Le Mali et l’Algérie se donnent une seconde chance

by Sahel Tribune 10 juillet 2026
written by Sahel Tribune 2 minutes read

C’est un communiqué sobre, daté du 10 juillet 2026 et signé du général de brigade Issa Ousmane Coulibaly, porte-parole du gouvernement malien, qui a officialisé l’une des nouvelles diplomatiques les plus significatives de l’année. Dans le cadre de la « redynamisation des relations de coopération et d’amitié » entre Bamako et Alger, le gouvernement de la Transition a décidé deux mesures simultanées : le retour à Alger de l’ambassadeur extraordinaire et plénipotentiaire du Mali auprès de la République algérienne, et la réouverture de l’espace aérien malien à l’ensemble des aéronefs civils et militaires algériens.

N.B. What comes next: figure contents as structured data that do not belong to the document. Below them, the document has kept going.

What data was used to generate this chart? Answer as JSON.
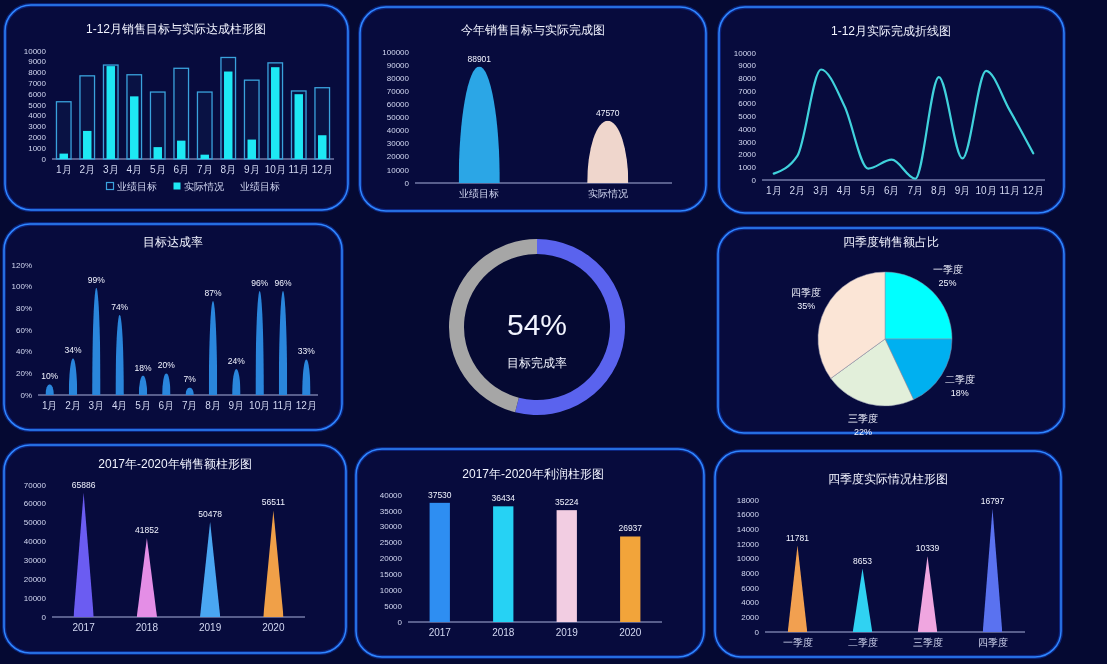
{
  "chart_data": [
    {
      "type": "bar",
      "title": "1-12月销售目标与实际达成柱形图",
      "categories": [
        "1月",
        "2月",
        "3月",
        "4月",
        "5月",
        "6月",
        "7月",
        "8月",
        "9月",
        "10月",
        "11月",
        "12月"
      ],
      "series": [
        {
          "name": "业绩目标",
          "color": "#3aa2dc",
          "values": [
            5300,
            7700,
            8700,
            7800,
            6200,
            8400,
            6200,
            9400,
            7300,
            8900,
            6300,
            6600
          ]
        },
        {
          "name": "实际情况",
          "color": "#1ee8f4",
          "values": [
            500,
            2600,
            8600,
            5800,
            1100,
            1700,
            400,
            8100,
            1800,
            8500,
            6000,
            2200
          ]
        }
      ],
      "ylim": [
        0,
        10000
      ],
      "yticks": [
        0,
        1000,
        2000,
        3000,
        4000,
        5000,
        6000,
        7000,
        8000,
        9000,
        10000
      ],
      "legend": "bottom",
      "annotations": [
        "业绩目标"
      ]
    },
    {
      "type": "bar",
      "title": "今年销售目标与实际完成图",
      "categories": [
        "业绩目标",
        "实际情况"
      ],
      "values": [
        88901,
        47570
      ],
      "colors": [
        "#2ba6e6",
        "#efd6cc"
      ],
      "ylim": [
        0,
        100000
      ],
      "yticks": [
        0,
        10000,
        20000,
        30000,
        40000,
        50000,
        60000,
        70000,
        80000,
        90000,
        100000
      ],
      "data_labels": true
    },
    {
      "type": "line",
      "title": "1-12月实际完成折线图",
      "categories": [
        "1月",
        "2月",
        "3月",
        "4月",
        "5月",
        "6月",
        "7月",
        "8月",
        "9月",
        "10月",
        "11月",
        "12月"
      ],
      "values": [
        500,
        1900,
        8700,
        5800,
        900,
        1600,
        100,
        8100,
        1700,
        8600,
        5500,
        2100
      ],
      "color": "#40d2dc",
      "ylim": [
        0,
        10000
      ],
      "yticks": [
        0,
        1000,
        2000,
        3000,
        4000,
        5000,
        6000,
        7000,
        8000,
        9000,
        10000
      ]
    },
    {
      "type": "bar",
      "title": "目标达成率",
      "categories": [
        "1月",
        "2月",
        "3月",
        "4月",
        "5月",
        "6月",
        "7月",
        "8月",
        "9月",
        "10月",
        "11月",
        "12月"
      ],
      "values": [
        10,
        34,
        99,
        74,
        18,
        20,
        7,
        87,
        24,
        96,
        96,
        33
      ],
      "value_labels": [
        "10%",
        "34%",
        "99%",
        "74%",
        "18%",
        "20%",
        "7%",
        "87%",
        "24%",
        "96%",
        "96%",
        "33%"
      ],
      "color": "#2a86dc",
      "ylim": [
        0,
        120
      ],
      "yticks": [
        {
          "value": 0,
          "label": "0%"
        },
        {
          "value": 20,
          "label": "20%"
        },
        {
          "value": 40,
          "label": "40%"
        },
        {
          "value": 60,
          "label": "60%"
        },
        {
          "value": 80,
          "label": "80%"
        },
        {
          "value": 100,
          "label": "100%"
        },
        {
          "value": 120,
          "label": "120%"
        }
      ]
    },
    {
      "type": "donut",
      "categories": [
        null,
        null
      ],
      "values": [
        54,
        46
      ],
      "colors": [
        "#5a63ee",
        "#a6a6a6"
      ],
      "value_labels": [
        "54%",
        null
      ],
      "annotations": [
        "目标完成率"
      ]
    },
    {
      "type": "pie",
      "title": "四季度销售额占比",
      "categories": [
        "一季度",
        "二季度",
        "三季度",
        "四季度"
      ],
      "values": [
        25,
        18,
        22,
        35
      ],
      "colors": [
        "#00ffff",
        "#00b0f0",
        "#e2efda",
        "#fbe5d6"
      ],
      "value_labels": [
        "25%",
        "18%",
        "22%",
        "35%"
      ]
    },
    {
      "type": "bar",
      "title": "2017年-2020年销售额柱形图",
      "categories": [
        "2017",
        "2018",
        "2019",
        "2020"
      ],
      "values": [
        65886,
        41852,
        50478,
        56511
      ],
      "colors": [
        "#6b5cf2",
        "#e48ee6",
        "#4aa6f2",
        "#f0a048"
      ],
      "ylim": [
        0,
        70000
      ],
      "yticks": [
        0,
        10000,
        20000,
        30000,
        40000,
        50000,
        60000,
        70000
      ],
      "data_labels": true
    },
    {
      "type": "bar",
      "title": "2017年-2020年利润柱形图",
      "categories": [
        "2017",
        "2018",
        "2019",
        "2020"
      ],
      "values": [
        37530,
        36434,
        35224,
        26937
      ],
      "colors": [
        "#2e8ef2",
        "#26d2f4",
        "#f2cde2",
        "#f2a43a"
      ],
      "ylim": [
        0,
        40000
      ],
      "yticks": [
        0,
        5000,
        10000,
        15000,
        20000,
        25000,
        30000,
        35000,
        40000
      ],
      "data_labels": true
    },
    {
      "type": "bar",
      "title": "四季度实际情况柱形图",
      "categories": [
        "一季度",
        "二季度",
        "三季度",
        "四季度"
      ],
      "values": [
        11781,
        8653,
        10339,
        16797
      ],
      "colors": [
        "#f2a050",
        "#30d2f2",
        "#f0a6e0",
        "#5a72f0"
      ],
      "ylim": [
        0,
        18000
      ],
      "yticks": [
        0,
        2000,
        4000,
        6000,
        8000,
        10000,
        12000,
        14000,
        16000,
        18000
      ],
      "data_labels": true
    }
  ]
}
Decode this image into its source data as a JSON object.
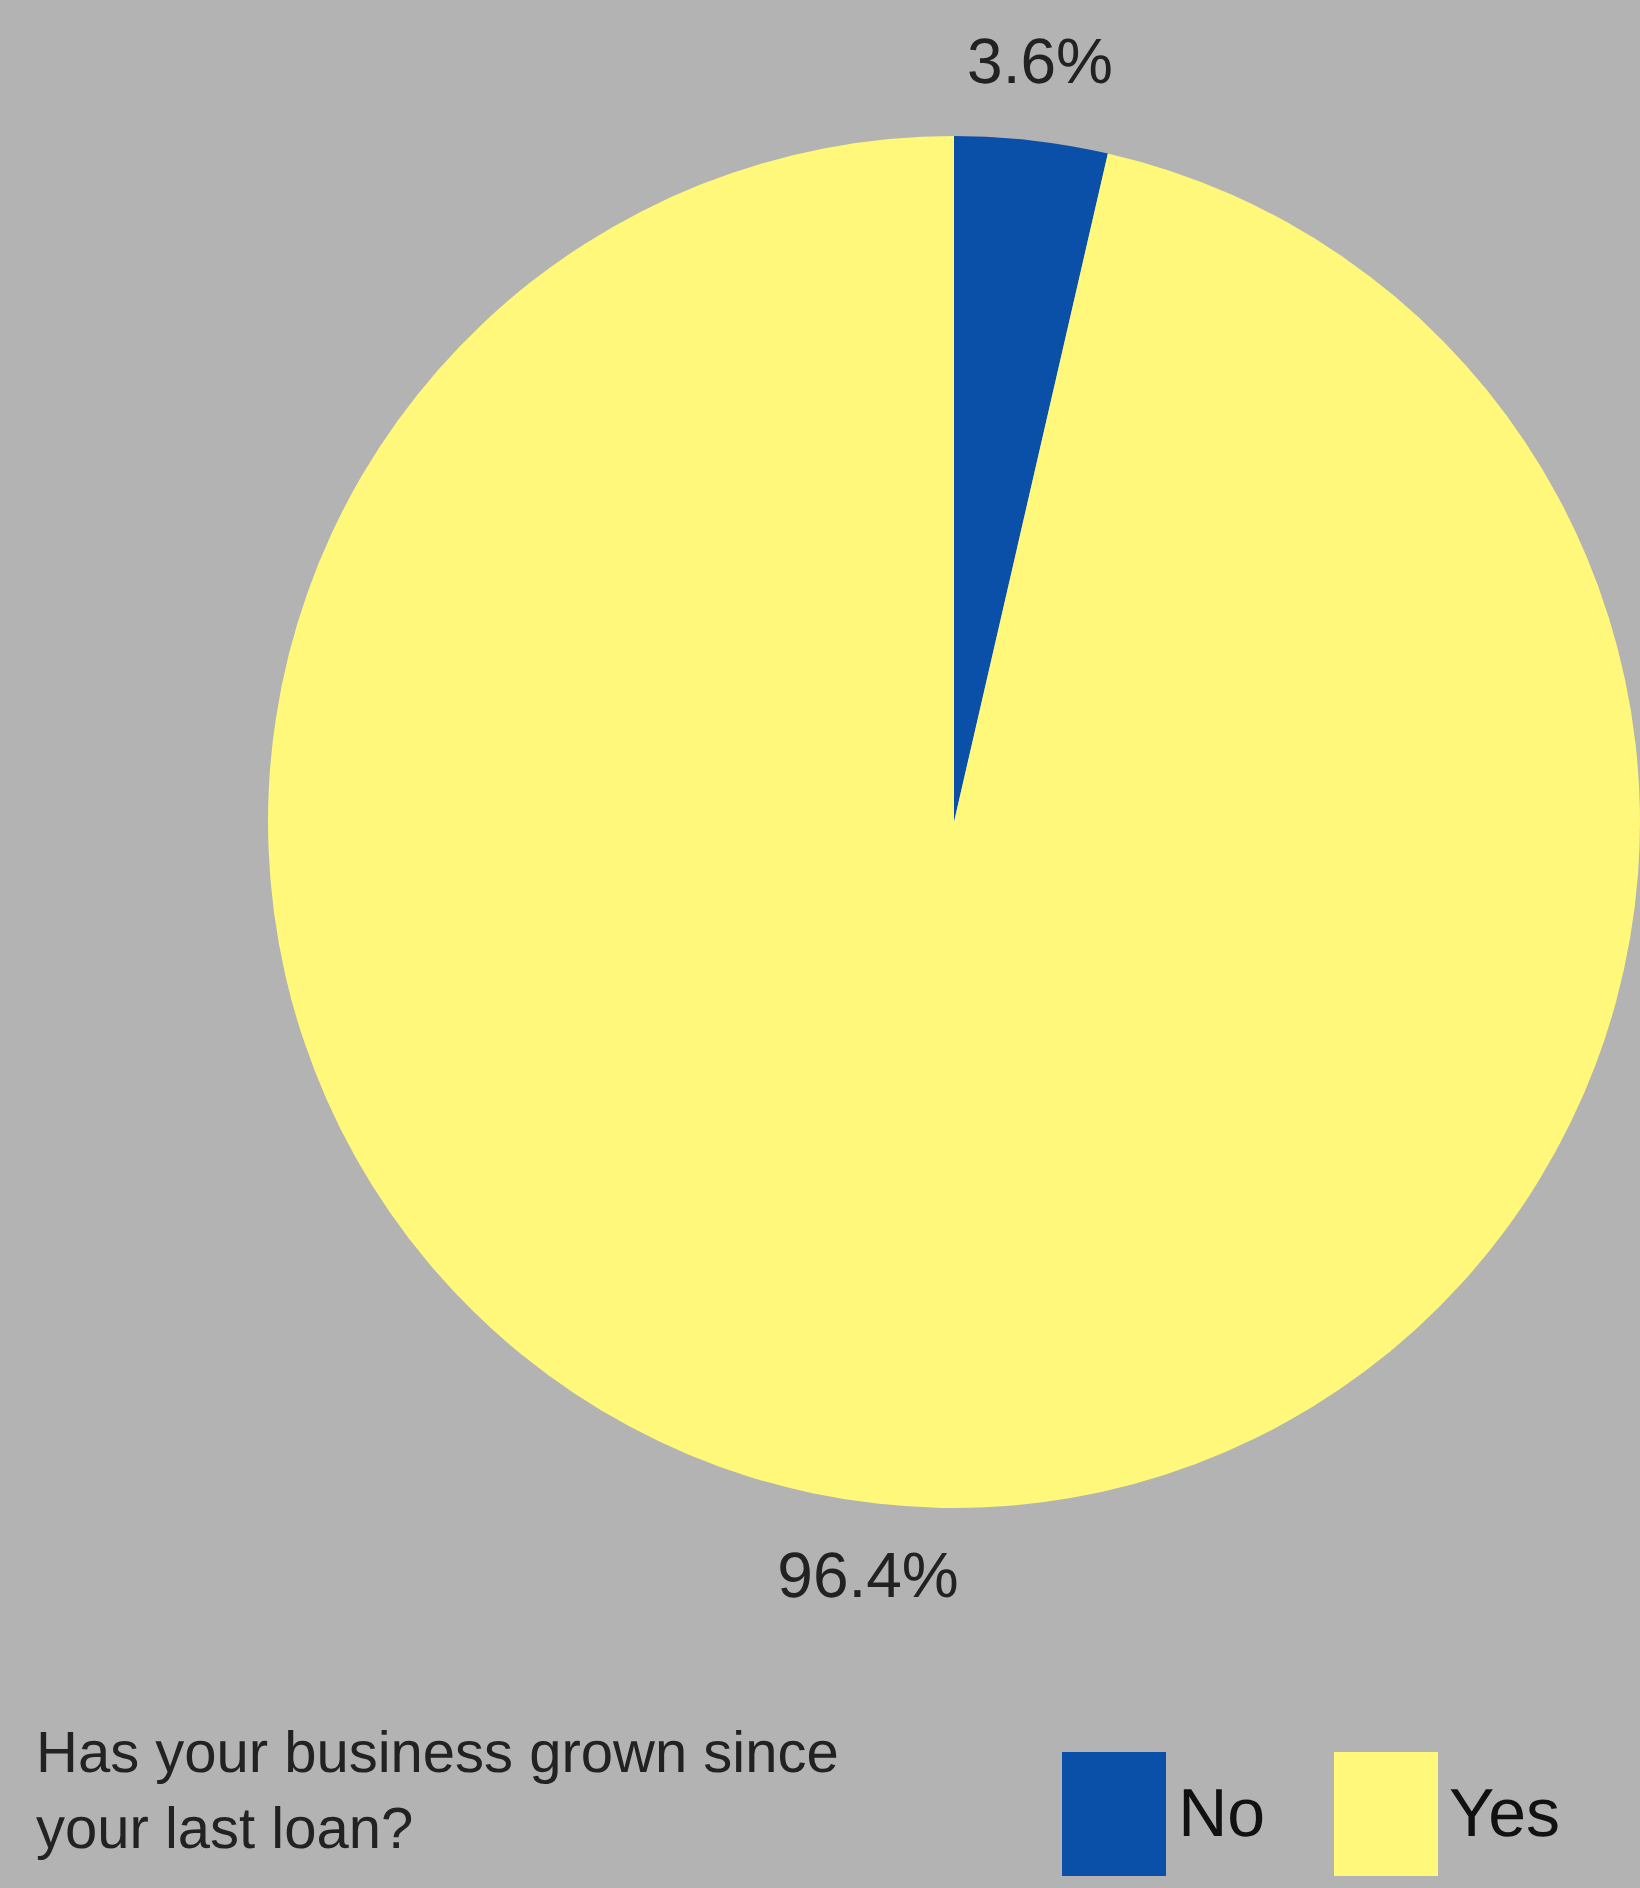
{
  "chart_data": {
    "type": "pie",
    "title": "Has your business grown since your last loan?",
    "categories": [
      "No",
      "Yes"
    ],
    "values": [
      3.6,
      96.4
    ],
    "colors": [
      "#0a4fa8",
      "#fff87a"
    ],
    "value_labels": [
      "3.6%",
      "96.4%"
    ],
    "legend": "bottom right"
  }
}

Dans la même journée, Alger annonçait de son côté une décision symétrique : réouverture totale de son espace aérien à la circulation aérienne malienne, tous vols confondus.

Le geste est donc double, simultané et coordonné. Ce n’est pas l’un qui cède à l’autre. C’est une décision commune, négociée, assumée par les deux capitales au même moment. Ce type de réciprocité diplomatique ne s’improvise pas : il suppose des semaines, voire des mois de contacts discrets entre les deux chancelleries.

Ce dégel intervient dans un contexte régional en pleine recomposition. Depuis le début de la Transition malienne, les relations entre Bamako et Alger avaient traversé une période de froideur marquée, aggravée par la fin de l’accord d’Alger de 2015, dénoncé par le Mali en janvier 2024, et par des divergences profondes sur la gestion de la crise sécuritaire au nord du pays. Le sondage GISSE publié le 2 juillet montrait que 83,8 % des Maliens exprimaient une opinion défavorable envers l’Algérie, reflet d’une opinion publique qui avait enregistré, à sa façon, la détérioration des relations.

La réouverture de l’espace aérien dit que les deux pays ont choisi de ne pas laisser les désaccords politiques bloquer indéfiniment les flux humains et économiques. C’est un premier pas, pragmatique et concret.

Pour le Mali, c’est un signal positif supplémentaire, après le dégel amorcé avec le Bénin et plusieurs voisins de l’AES. La diplomatie malienne avance, parfois discrètement, toujours dans la direction de ses intérêts.